Early Lifestage Adjustments
The mutagenic MOA determination is used in applying the Supplemental Guidance to characterize cancer risks from early-life exposures (see Supplemental Guidance MOA Framework Flow Chart (PDF) (1 pg, 438K)):
For chemicals or compounds with a mutagenic MOA for carcinogenesis, the Supplemental Guidance recommends analysis of chemical-specific data to determine if there is evidence that the potency of the chemical is different during early-life exposures than during adult exposures. If chemical-specific data on susceptibility from early-life exposures are available, then the Supplemental Guidance recommends using these data to develop cancer slope factors that specifically address any potential for differential potency in early life stages (Box 5 of MOA Framework Flow Chart (PDF) (1 pg, 438K)). An example is the IRIS assessment of vinyl chloride.

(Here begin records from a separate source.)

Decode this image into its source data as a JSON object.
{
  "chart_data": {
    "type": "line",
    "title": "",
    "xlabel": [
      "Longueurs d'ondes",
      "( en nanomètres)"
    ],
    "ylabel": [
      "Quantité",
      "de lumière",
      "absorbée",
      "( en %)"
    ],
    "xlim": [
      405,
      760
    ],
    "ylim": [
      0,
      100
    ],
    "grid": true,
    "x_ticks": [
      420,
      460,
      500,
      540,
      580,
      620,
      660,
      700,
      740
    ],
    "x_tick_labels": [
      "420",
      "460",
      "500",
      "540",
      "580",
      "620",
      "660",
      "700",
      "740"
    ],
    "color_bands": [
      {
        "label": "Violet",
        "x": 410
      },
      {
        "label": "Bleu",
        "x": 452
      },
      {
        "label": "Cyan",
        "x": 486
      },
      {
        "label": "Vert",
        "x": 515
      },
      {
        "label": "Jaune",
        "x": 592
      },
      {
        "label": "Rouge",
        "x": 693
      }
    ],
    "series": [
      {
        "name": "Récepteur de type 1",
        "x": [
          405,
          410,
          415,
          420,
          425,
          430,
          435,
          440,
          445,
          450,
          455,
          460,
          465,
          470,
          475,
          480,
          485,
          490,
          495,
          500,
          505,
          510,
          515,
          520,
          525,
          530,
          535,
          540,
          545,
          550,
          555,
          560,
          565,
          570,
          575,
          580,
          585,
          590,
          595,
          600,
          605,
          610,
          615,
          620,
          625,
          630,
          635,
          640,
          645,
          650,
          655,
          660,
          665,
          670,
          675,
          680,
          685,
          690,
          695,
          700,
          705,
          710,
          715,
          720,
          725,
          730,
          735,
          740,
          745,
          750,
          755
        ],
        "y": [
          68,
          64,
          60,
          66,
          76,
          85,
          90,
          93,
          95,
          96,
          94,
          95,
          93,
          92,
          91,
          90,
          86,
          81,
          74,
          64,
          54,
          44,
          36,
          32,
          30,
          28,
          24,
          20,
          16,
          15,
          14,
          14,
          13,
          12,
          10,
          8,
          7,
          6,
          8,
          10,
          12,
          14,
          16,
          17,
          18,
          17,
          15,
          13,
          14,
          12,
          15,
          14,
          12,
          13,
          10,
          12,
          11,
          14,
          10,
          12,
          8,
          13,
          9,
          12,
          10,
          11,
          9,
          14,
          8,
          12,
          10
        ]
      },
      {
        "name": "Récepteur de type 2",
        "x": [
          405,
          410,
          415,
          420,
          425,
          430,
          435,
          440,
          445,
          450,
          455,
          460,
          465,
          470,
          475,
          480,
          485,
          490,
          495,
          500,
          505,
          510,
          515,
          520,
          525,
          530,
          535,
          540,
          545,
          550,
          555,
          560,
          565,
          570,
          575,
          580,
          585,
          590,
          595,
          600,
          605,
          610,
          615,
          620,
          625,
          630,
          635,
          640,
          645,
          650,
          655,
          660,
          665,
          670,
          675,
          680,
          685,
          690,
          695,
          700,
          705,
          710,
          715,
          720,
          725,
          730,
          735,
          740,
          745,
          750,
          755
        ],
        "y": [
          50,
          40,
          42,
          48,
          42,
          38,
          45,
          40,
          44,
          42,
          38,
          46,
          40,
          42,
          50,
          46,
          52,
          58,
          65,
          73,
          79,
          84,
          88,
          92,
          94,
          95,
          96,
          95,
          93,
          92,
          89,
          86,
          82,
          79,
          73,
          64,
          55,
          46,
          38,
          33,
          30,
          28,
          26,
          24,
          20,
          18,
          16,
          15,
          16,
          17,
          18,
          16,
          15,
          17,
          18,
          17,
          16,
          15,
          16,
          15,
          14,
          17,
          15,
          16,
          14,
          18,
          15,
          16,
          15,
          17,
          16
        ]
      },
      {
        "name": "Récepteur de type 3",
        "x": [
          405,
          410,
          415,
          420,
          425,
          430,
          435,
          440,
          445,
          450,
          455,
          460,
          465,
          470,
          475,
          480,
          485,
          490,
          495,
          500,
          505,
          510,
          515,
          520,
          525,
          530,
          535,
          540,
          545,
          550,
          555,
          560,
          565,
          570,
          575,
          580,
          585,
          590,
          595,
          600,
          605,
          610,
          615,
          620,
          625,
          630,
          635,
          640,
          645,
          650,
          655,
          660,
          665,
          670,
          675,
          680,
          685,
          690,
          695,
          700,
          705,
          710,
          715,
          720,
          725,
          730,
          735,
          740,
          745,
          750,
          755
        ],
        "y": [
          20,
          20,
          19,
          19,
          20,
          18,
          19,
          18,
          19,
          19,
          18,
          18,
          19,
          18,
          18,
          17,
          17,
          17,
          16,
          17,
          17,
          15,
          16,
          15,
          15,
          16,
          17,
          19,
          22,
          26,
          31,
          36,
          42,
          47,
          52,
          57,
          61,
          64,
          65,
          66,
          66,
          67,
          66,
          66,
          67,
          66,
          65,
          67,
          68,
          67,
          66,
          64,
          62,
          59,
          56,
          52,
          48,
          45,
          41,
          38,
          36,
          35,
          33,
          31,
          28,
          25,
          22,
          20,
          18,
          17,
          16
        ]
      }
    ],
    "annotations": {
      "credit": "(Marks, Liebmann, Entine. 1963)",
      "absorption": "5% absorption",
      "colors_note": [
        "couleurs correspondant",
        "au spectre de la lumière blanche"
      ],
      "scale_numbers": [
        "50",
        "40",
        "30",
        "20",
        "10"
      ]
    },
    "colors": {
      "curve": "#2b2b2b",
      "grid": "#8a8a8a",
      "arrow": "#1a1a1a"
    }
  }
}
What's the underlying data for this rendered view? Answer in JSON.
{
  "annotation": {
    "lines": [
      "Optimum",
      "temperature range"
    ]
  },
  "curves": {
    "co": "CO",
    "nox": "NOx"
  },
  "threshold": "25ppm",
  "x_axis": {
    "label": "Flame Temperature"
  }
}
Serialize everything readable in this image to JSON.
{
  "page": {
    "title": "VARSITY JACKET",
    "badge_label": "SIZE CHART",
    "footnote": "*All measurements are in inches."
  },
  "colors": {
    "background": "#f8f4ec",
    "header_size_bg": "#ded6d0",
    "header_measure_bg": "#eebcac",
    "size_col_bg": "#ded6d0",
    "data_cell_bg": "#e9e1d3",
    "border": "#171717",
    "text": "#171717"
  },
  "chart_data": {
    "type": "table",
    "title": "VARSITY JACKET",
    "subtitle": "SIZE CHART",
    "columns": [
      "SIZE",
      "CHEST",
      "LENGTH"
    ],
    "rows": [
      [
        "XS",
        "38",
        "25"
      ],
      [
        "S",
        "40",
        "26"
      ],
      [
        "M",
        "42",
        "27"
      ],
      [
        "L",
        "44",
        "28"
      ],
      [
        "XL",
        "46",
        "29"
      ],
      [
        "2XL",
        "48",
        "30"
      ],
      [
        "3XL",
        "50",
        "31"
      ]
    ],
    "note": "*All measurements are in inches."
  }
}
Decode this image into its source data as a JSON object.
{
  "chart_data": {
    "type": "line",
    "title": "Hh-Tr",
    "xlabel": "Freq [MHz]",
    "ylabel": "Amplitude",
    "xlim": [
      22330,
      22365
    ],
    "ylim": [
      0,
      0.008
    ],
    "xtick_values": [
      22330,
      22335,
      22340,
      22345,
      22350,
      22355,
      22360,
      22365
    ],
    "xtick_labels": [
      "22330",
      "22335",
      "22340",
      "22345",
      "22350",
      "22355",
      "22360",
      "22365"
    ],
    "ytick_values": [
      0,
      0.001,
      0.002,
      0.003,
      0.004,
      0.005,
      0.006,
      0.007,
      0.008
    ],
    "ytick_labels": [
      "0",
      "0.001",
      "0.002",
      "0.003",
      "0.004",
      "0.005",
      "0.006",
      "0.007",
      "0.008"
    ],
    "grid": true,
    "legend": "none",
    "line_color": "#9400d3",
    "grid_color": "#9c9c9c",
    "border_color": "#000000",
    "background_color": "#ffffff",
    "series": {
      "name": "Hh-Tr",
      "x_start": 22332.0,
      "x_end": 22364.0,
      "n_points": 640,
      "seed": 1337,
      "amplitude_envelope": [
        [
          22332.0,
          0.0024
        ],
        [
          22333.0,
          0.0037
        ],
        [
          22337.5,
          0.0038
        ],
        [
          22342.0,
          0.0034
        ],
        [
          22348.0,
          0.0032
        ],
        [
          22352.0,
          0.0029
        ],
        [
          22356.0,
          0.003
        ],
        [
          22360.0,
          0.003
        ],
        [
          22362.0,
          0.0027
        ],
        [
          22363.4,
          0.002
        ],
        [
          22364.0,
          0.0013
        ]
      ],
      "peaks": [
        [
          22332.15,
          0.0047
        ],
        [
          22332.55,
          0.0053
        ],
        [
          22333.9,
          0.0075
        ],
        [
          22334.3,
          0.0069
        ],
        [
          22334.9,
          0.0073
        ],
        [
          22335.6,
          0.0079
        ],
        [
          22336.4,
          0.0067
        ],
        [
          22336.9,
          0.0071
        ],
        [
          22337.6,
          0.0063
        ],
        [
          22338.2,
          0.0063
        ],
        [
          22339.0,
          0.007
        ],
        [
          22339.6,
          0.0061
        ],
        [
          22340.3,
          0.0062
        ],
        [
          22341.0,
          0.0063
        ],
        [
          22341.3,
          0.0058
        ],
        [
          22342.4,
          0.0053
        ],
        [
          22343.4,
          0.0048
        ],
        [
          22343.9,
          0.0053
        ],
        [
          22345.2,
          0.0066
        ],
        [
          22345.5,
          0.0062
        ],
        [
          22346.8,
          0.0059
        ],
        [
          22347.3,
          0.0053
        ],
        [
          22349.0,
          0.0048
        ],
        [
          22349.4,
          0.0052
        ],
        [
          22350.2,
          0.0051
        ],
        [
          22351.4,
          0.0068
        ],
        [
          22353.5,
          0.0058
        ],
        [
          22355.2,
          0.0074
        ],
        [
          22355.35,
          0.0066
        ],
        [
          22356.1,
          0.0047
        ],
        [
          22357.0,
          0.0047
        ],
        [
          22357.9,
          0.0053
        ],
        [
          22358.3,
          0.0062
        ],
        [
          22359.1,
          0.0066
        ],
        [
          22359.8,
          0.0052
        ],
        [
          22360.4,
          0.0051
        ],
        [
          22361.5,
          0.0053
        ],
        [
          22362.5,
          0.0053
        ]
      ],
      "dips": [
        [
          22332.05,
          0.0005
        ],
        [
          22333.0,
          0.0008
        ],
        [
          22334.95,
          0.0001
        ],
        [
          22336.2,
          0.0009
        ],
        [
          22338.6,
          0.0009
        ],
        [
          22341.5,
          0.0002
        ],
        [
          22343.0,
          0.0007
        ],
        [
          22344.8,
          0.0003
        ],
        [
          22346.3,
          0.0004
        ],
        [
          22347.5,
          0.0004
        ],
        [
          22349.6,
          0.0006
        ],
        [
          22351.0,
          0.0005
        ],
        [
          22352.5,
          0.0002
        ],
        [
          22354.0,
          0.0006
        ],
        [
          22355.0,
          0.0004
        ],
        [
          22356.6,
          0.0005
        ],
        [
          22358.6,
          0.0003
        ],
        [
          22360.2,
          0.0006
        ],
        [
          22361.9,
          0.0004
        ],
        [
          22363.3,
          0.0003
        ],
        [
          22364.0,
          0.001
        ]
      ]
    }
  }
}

If chemical-specific data are not available on susceptibility from early-life exposures, then risk assessors should apply the default age-dependent adjustment factors (ADAFs) recommended by the Supplemental Guidance (Box 6 of MOA Framework Flow Chart (PDF) (1 pg, 438K)) to calculate or estimate cancer risks associated with exposure during early-life (less than 16 years of age) exposures:
- a 10-fold adjustment for ages 0 – <2 years;
- a 3-fold adjustment for ages 2 – <16 years;
- no adjustment for ages 16 years and older.
For chemicals or compounds with a non-mutagenic MOA for carcinogenesis, the Supplemental Guidance recommends analysis of any chemical-specific data to determine if there is evidence that the cancer potency of the chemical is age-dependent. If such data indicate an age dependency, then the Supplemental Guidance recommends that they be used to develop the dose-response assessment (e.g., if the MOA is linear, the derived cancer slope factors would specifically address any potential for differential potency with age) (Box 4 of MOA Framework Flow Chart (PDF) (1 pg, 438K)).
If data are not available, the Supplemental Guidance recommends no default age-specific adjustment (Boxes 3 and 4 of MOA Framework Flow Chart (PDF) (1 pg, 438K)).
- For chemicals or compounds with indeterminate modes of action for carcinogenesis, the Supplemental Guidance recommends no default age-related adjustment to cancer slope factors (Box 2 of MOA Framework Flow Chart (PDF) (1 pg, 438K)).
For additional information on implementing the MOA framework and Supplemental Guidance into each of the four risk assessment steps (Hazard Characterization, Dose-Response Assessment, Exposure Assessment, Risk Characterization), see the SPC Workgroup memo on a process for completing a weight of evidence determination for MOA and communicating the results (Communication I) (PDF) (8 pp, 651K).